PERCOLATOR - ITS INVENTOR PUT THE HOLE IN POT HANDLES
PERCOLATOR - ITS INVENTOR PUT THE HOLE IN POT HANDLES
PERCOLATOR - ITS INVENTOR PUT THE HOLE IN POT HANDLES
Who’d have thought a coffee percolator and a pair of long johns had anything in common. Both were invented by a turncoat American physicist, Sir Benjamin Thompson
Thompson, (below) better known in scientific circles as Count Rumford, is credited with, among other things, the drip coffee maker, the double boiler, the earliest version of the modern cook stove, school lunch and those holes in your sauce pot handles. He’d have been a pretty handy guy in a colonial Boston kitchen, save the fact he was a Tory.
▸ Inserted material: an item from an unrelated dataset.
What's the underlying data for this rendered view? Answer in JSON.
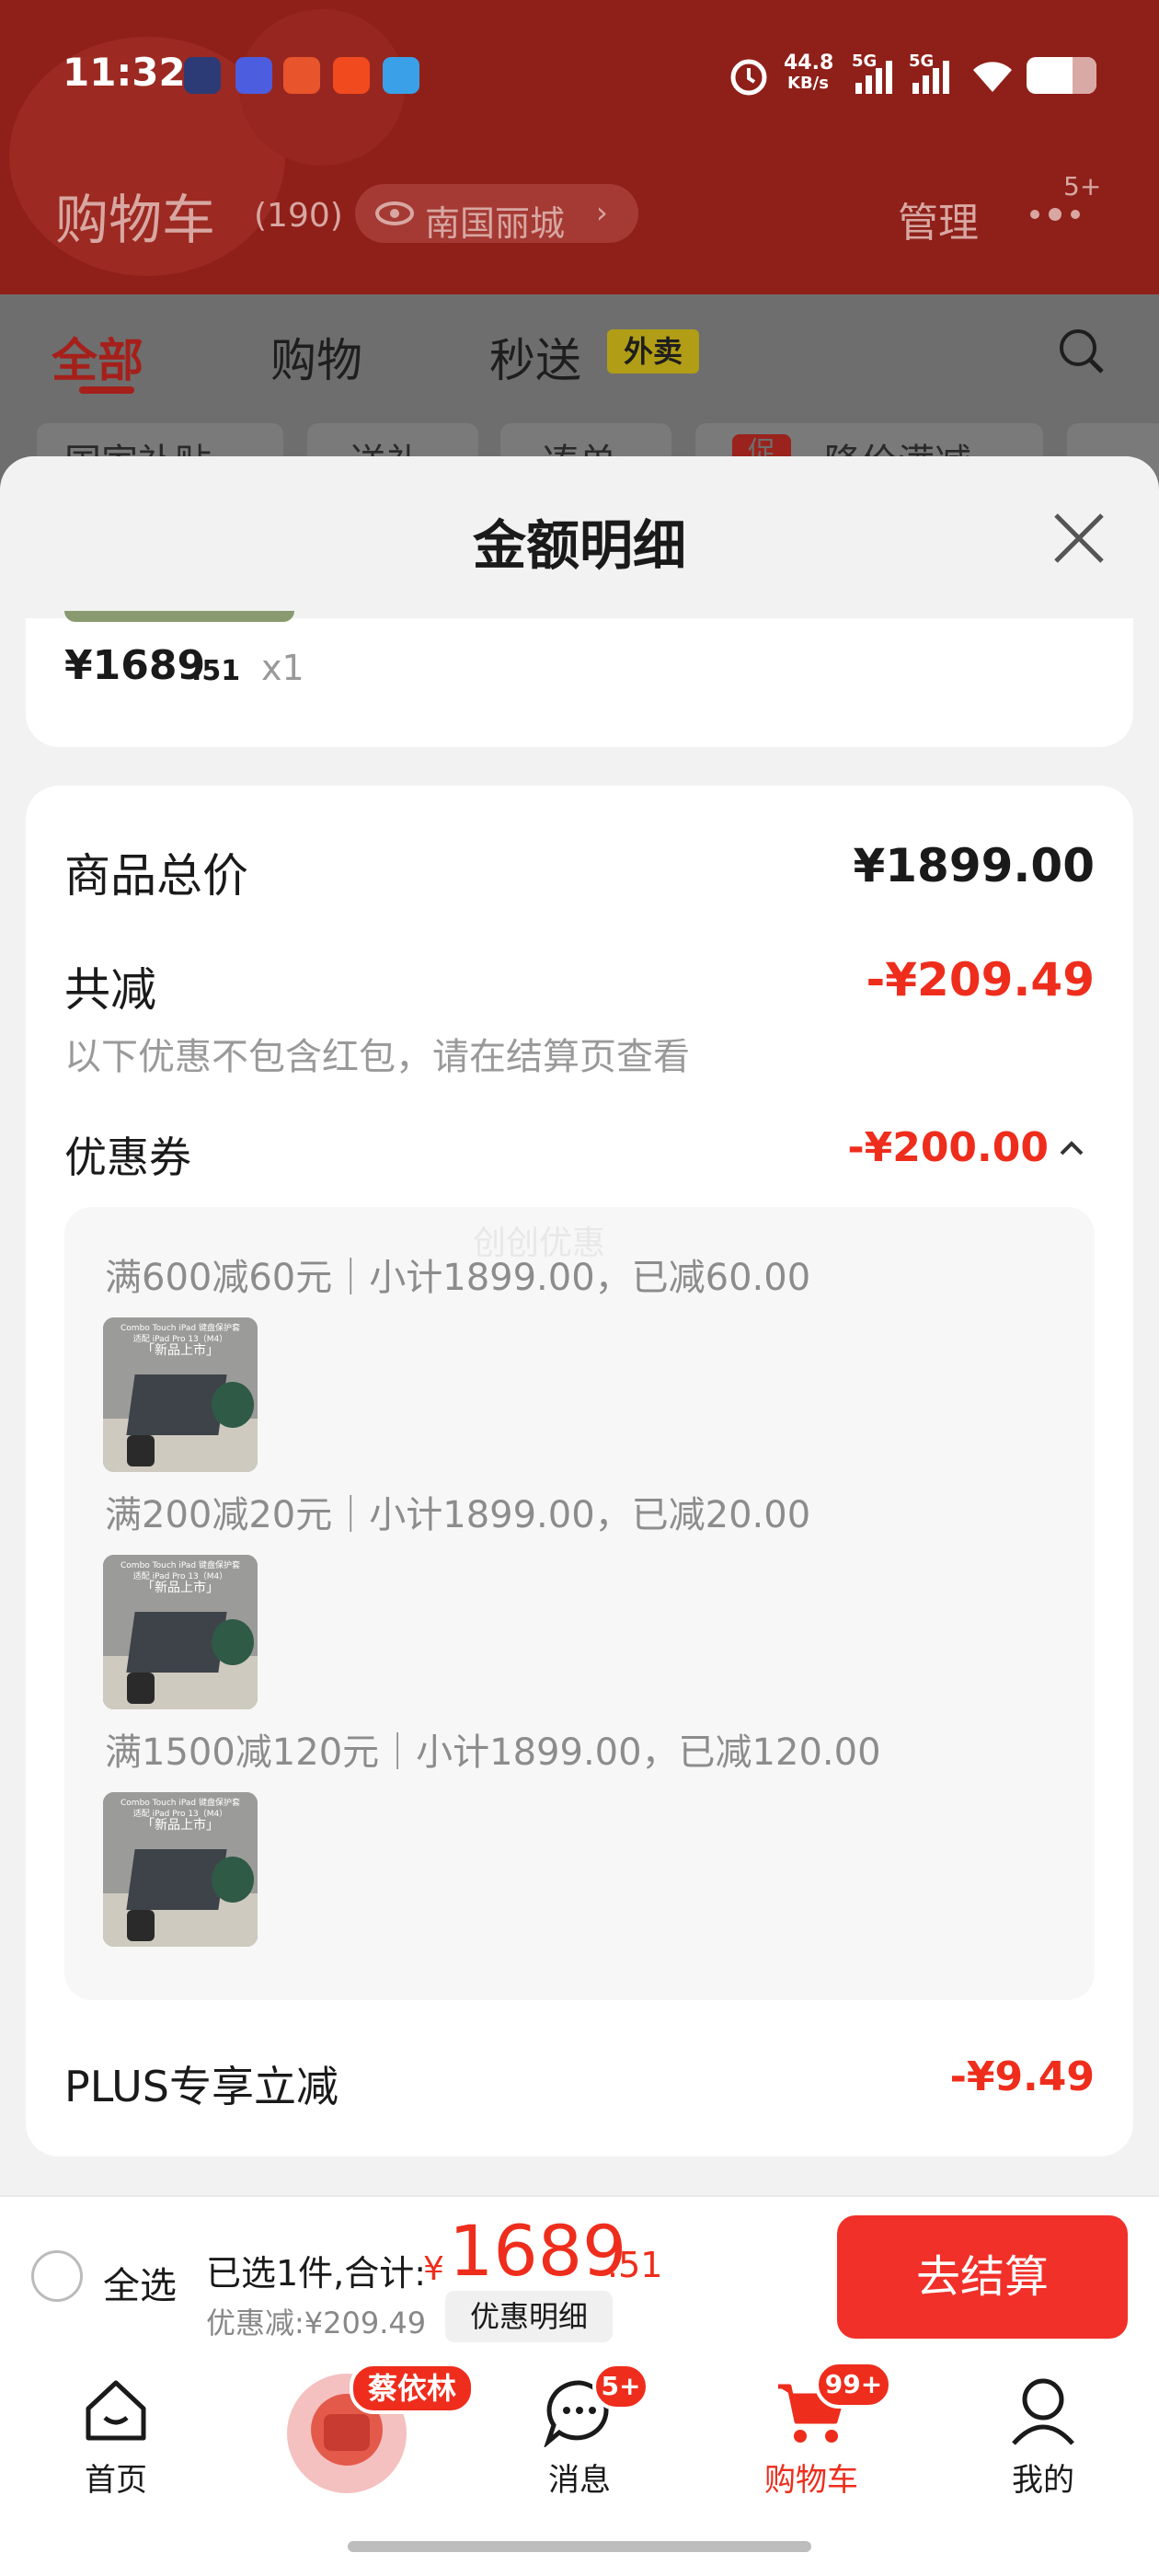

Born of modest means in Woburn, Massachusetts, in 1753, he was apprenticed at 13 to help with the family finances. Successful in some jobs and not so much in others, his circumstances improved overnight when he married a wealthy young widow in 1772. Alas, Ben chose the wrong side in the Revolutionary War, serving in the King’s Royal Dragoons, spying for the British Army and recruiting loyalists to fight for England. He fled to London to save his hide when the war ended, abandoning his wife and a young daughter.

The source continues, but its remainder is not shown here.